Uwe Neuhaus: »Ich brauche die Öffentlichkeit nicht«

Bielefeld (WB). Mehr als drei Monate ist Uwe Neuhaus (59) bei Arminia Bielefeld im Amt. Und die Bilanz nach dieser Zeit kann sich absolut sehen lassen. Im Interview blickt der DSC-Coach auf seinen Start zurück. Zudem verrät Neuhaus im Gespräch mit Sebastian Bauer und Dirk Schuster wieso er mit sozialen Medien nichts anfangen kann, er Privatsphäre der Öffentlichkeit vorzieht und sich die Bundeswehr und das Gefängnis positiv auf seine Karriere ausgewirkt haben.

DSC-Trainer Uwe Neuhaus fühlt sich bei Arminia und in Ostwestfalen sichtlich wohl. Foto: Oliver Schwabe

Herr Neuhaus, wie fällt Ihre Zwischenbilanz nach gut drei Monaten bei Arminia aus?

Uwe Neuhaus: Absolut positiv. Es waren natürlich mehrere Phasen. Am Anfang eine Phase, wo nicht umsonst der Trainerwechsel erfolgte, die sehr spannend war, wie die Mannschaft neue Dinge annimmt und unter Druck umsetzt. Für das erste Spiel in Kiel haben wir drei Tage Zeit gehabt, um zu trainieren. Und haben dann ein richtig gutes Spiel gemacht. Das war schonmal eine positive Reaktion der Mannschaft. Sie war sowieso von Beginn an bereit, neue Dinge aufzunehmen. So ein Sieg hilft natürlich auch in der Zeit danach. Ich war mit dem Einstand schon zufrieden. Dann kam die Wintervorbereitung. Die Mannschaft hat sehr gut gearbeitet. Und auch dann sofort wieder ein Sieg in Dresden nach 1:3-Rückstand. Das stärkt noch mehr den Glauben an die Art und Weise zu spielen und an die eigene Qualität. Das hat uns gut getan und hat uns bis zum heutigen Tag geholfen. Es war hilfreich, dass der Weg, den wir eingeschlagen haben, gleich durch Erfolg begleitet wurde.

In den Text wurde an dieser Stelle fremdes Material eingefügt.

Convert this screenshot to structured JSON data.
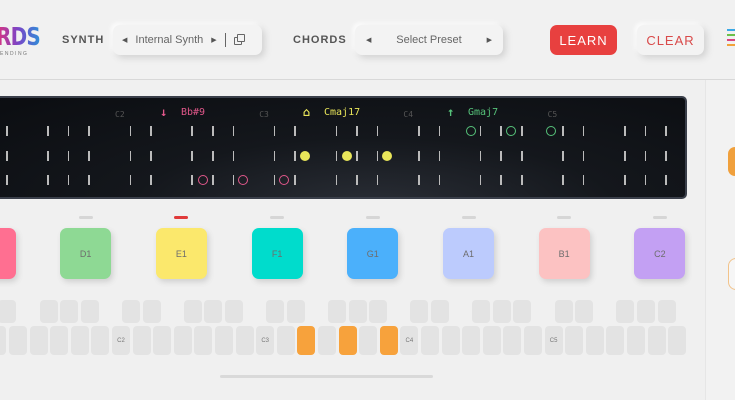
{
  "header": {
    "logo_text": "RDS",
    "logo_subtext": "ENDING",
    "synth_label": "SYNTH",
    "synth_value": "Internal Synth",
    "chords_label": "CHORDS",
    "preset_value": "Select Preset",
    "learn_label": "LEARN",
    "clear_label": "CLEAR",
    "menu_icon_colors": [
      "#3aa9e6",
      "#6cc04a",
      "#d9457f",
      "#f2a23a"
    ]
  },
  "display": {
    "octave_labels": [
      "C2",
      "C3",
      "C4",
      "C5"
    ],
    "chords": [
      {
        "label": "Bb#9",
        "icon": "arrow-down-icon",
        "color": "#e0578a"
      },
      {
        "label": "Cmaj17",
        "icon": "home-icon",
        "color": "#e9e65a"
      },
      {
        "label": "Gmaj7",
        "icon": "arrow-up-icon",
        "color": "#56c27a"
      }
    ]
  },
  "pads": [
    {
      "label": "",
      "color": "#ff6f91"
    },
    {
      "label": "D1",
      "color": "#8ed994"
    },
    {
      "label": "E1",
      "color": "#fbe86c",
      "active": true
    },
    {
      "label": "F1",
      "color": "#00dccc"
    },
    {
      "label": "G1",
      "color": "#4bb0fb"
    },
    {
      "label": "A1",
      "color": "#bccbfd"
    },
    {
      "label": "B1",
      "color": "#fcc2c2"
    },
    {
      "label": "C2",
      "color": "#c3a0f3"
    }
  ],
  "keyboard": {
    "labels": [
      "C2",
      "C3",
      "C4",
      "C5"
    ],
    "active_keys": [
      "E3",
      "G3",
      "B3"
    ],
    "accent_color": "#f7a23c"
  },
  "colors": {
    "learn": "#e8403f",
    "clear_text": "#d94a4a",
    "display_bg": "#0e1116"
  }
}
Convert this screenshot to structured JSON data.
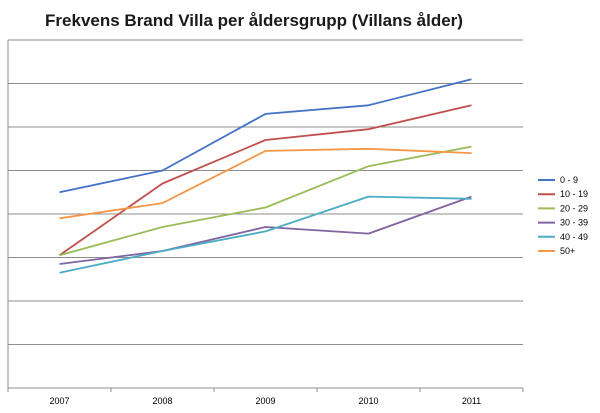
{
  "chart_data": {
    "type": "line",
    "title": "Frekvens Brand Villa per åldersgrupp (Villans ålder)",
    "xlabel": "",
    "ylabel": "",
    "categories": [
      "2007",
      "2008",
      "2009",
      "2010",
      "2011"
    ],
    "ylim": [
      0,
      8
    ],
    "grid": true,
    "yticks_labeled": false,
    "legend": "right",
    "series": [
      {
        "name": "0 - 9",
        "color": "#4472C4",
        "values": [
          4.5,
          5.0,
          6.3,
          6.5,
          7.1
        ]
      },
      {
        "name": "10 - 19",
        "color": "#C0504D",
        "values": [
          3.05,
          4.7,
          5.7,
          5.95,
          6.5
        ]
      },
      {
        "name": "20 - 29",
        "color": "#9BBB59",
        "values": [
          3.05,
          3.7,
          4.15,
          5.1,
          5.55
        ]
      },
      {
        "name": "30 - 39",
        "color": "#8064A2",
        "values": [
          2.85,
          3.15,
          3.7,
          3.55,
          4.4
        ]
      },
      {
        "name": "40 - 49",
        "color": "#4BACC6",
        "values": [
          2.65,
          3.15,
          3.6,
          4.4,
          4.35
        ]
      },
      {
        "name": "50+",
        "color": "#F79646",
        "values": [
          3.9,
          4.25,
          5.45,
          5.5,
          5.4
        ]
      }
    ]
  }
}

Sind Sie selbst ein wenig überrascht, dass es in der kurzen Zeit schon 19 Punkte nach zehn Spielen unter Ihnen geworden sind? Hatten Sie sich die Aufgabe noch holpriger vorgestellt?

Neuhaus: Man kann sich vorstellen so viel man will. Es geht darum, wie die Mannschaft versucht, es umzusetzen. Da war vom ersten Tag an das Gefühl, dass die Bereitschaft da war. Der Prozess ist immer noch nicht zu Ende. Es wird immer mal wieder sein, dass man ein gutes Spiel macht und das ein schlechteres dabei ist. Das wird uns noch längere Zeit begleiten. Es ist davon auszugehen, dass es nie in Perfektion gelingen und das jedes Spiel gewonnen wird. Dafür sind die anderen Mannschaften auch zu gut. Wichtig ist, sich nicht vorzustellen, wieviel Punkte man aus zehn Spielen holen könnte, sondern was die Aufgaben sind, was man in der Woche trainieren muss, was die Mannschaft braucht und woran man arbeiten muss. Das ist nicht nur für mich extrem wichtig, sondern auch für die Mannschaft. Da haben wir schon einige Phasen gehabt. Die erste mit dem Druck nach unten. Dann der Rückstand in Dresden, den wir weg gemacht haben. Dann haben wir die Aufgabe gehabt, die schlechte Heimserie aufzupolieren. Das ist uns im Nachhinein mit drei Siegen aus den letzten vier Heimspielen auch gut gelungen finde ich. Aber auch immer wieder Rückschläge wie das 1:5 in Köln zu verkraften. Da kamen gleich die Fragen, ob das hängen bleibt? Wir haben dann bewiesen, dass es nicht der Fall ist. Die Mannschaft hat schon einige Prüfungen bestanden. Sie wird aber auch noch einige vor sich haben.

Wo sehen Sie das größte Potenzial für Verbesserungen bei Ihrer Mannschaft?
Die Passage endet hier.